Duke Namo and the other peers approached, had the body of Amaury dragged forth from the lists, and conducted Huon to Charlemagne. The Emperor, however, listening to nothing but his resentment and grief for the death of his son, refused to be satisfied; and under the plea that Huon had not succeeded in making his accuser retract his charge, seemed resolved to confiscate his estates and to banish him forever from France. It was not till after long entreaties on the part of Duke Namo and the rest, that he consented to grant Huon his pardon, under conditions which he should impose.
Huon approached, and knelt before the Emperor, rendered him homage, and cried him mercy for the involuntary killing of his son. Charlemagne would not receive the hands of Huon in his own, but touched him with his sceptre, saying, “I receive thy homage, and pardon thee the death of my son, but only on one condition. You shall go immediately to the court of the Sultan Gaudisso; you shall present yourself before him as he sits at meat; you shall cut off the head of the most illustrious guest whom you shall find sitting nearest to him; you shall kiss three times on the mouth the fair princess his daughter, and you shall demand of the sultan, as token of tribute to me, a handful of the white hair of his beard, and four grinders from his mouth.”
These conditions caused a murmur from all the assembly. “What!” said the Abbot of Cluny; “slaughter a Saracen prince without first offering him baptism?” “The second condition is not so hard,” said the young peers, “but the demand that Huon is bound to make of the old Sultan is very uncivil, and will be hard to obtain.”
The Emperor’s obstinacy when he had once resolved upon a thing is well known.
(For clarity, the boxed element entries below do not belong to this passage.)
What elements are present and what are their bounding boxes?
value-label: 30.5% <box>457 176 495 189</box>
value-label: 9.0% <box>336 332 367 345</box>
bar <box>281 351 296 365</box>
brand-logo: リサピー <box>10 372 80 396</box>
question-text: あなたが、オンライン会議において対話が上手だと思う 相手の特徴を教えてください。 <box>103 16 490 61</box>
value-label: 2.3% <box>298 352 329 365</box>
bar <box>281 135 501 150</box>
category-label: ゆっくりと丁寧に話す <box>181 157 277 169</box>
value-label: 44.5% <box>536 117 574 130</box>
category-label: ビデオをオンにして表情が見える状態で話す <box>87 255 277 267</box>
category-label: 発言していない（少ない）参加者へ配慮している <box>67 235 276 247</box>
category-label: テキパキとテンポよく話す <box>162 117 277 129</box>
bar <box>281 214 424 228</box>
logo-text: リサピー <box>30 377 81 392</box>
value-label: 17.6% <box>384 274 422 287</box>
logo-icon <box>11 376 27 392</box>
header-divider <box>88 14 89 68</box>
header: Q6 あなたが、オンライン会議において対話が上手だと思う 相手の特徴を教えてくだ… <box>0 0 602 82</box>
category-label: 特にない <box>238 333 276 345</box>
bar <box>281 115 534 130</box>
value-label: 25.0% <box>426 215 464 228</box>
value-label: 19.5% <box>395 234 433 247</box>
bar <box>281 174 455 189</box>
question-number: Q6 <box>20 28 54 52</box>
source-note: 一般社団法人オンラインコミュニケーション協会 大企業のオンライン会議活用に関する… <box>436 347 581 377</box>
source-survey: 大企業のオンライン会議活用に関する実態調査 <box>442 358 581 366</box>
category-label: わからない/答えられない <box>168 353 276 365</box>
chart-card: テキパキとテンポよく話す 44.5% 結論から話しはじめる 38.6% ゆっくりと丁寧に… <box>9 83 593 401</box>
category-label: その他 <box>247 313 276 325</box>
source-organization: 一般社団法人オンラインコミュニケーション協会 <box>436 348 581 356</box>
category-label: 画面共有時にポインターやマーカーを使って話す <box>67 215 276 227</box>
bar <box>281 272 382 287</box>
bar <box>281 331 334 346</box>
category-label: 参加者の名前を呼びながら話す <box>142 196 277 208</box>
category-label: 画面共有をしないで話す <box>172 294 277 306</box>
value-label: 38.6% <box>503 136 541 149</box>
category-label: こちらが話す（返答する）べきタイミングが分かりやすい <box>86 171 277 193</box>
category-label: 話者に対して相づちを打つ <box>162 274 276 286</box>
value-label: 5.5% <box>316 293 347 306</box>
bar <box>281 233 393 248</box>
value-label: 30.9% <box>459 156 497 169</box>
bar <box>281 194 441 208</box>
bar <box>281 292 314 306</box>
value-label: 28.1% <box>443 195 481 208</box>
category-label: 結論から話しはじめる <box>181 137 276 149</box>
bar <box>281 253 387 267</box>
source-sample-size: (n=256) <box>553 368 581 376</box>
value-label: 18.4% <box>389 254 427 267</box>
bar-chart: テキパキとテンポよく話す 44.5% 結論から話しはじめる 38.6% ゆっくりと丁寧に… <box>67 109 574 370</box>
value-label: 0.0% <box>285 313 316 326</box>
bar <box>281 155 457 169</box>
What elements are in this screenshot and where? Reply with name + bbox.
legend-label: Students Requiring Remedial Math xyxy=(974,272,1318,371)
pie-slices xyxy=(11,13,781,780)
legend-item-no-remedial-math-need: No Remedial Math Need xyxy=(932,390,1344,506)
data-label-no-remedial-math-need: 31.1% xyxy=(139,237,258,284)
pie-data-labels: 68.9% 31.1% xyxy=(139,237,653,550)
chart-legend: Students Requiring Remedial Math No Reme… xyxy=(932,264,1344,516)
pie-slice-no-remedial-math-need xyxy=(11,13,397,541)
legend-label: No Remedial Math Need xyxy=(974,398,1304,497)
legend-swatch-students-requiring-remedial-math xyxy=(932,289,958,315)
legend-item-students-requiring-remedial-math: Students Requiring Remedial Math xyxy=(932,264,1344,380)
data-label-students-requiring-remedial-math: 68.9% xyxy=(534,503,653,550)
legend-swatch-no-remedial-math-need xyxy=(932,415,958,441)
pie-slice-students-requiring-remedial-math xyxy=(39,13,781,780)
To the courage of Huon nothing seemed impossible. “I accept the conditions,” said he, silencing the intercessions of the old Duke of Bavaria; “my liege, I accept my pardon at this price. I go to execute your commands, as your vassal and a peer of France.”
The Duke Namo and the Abbot of Cluny, being unable to obtain any relaxation of the sentence passed by Charlemagne, led forth the young Duke, who determined to set out at once on his expedition. All that the good Abbot could obtain of him was, that he should prepare for this perilous undertaking by going first to Rome, to pay his homage to the Pope, who was the brother of the Duchess Alice, Huon’s mother, and from him demand absolution and his blessing. Huon promised it, and forthwith set out on his way to Rome.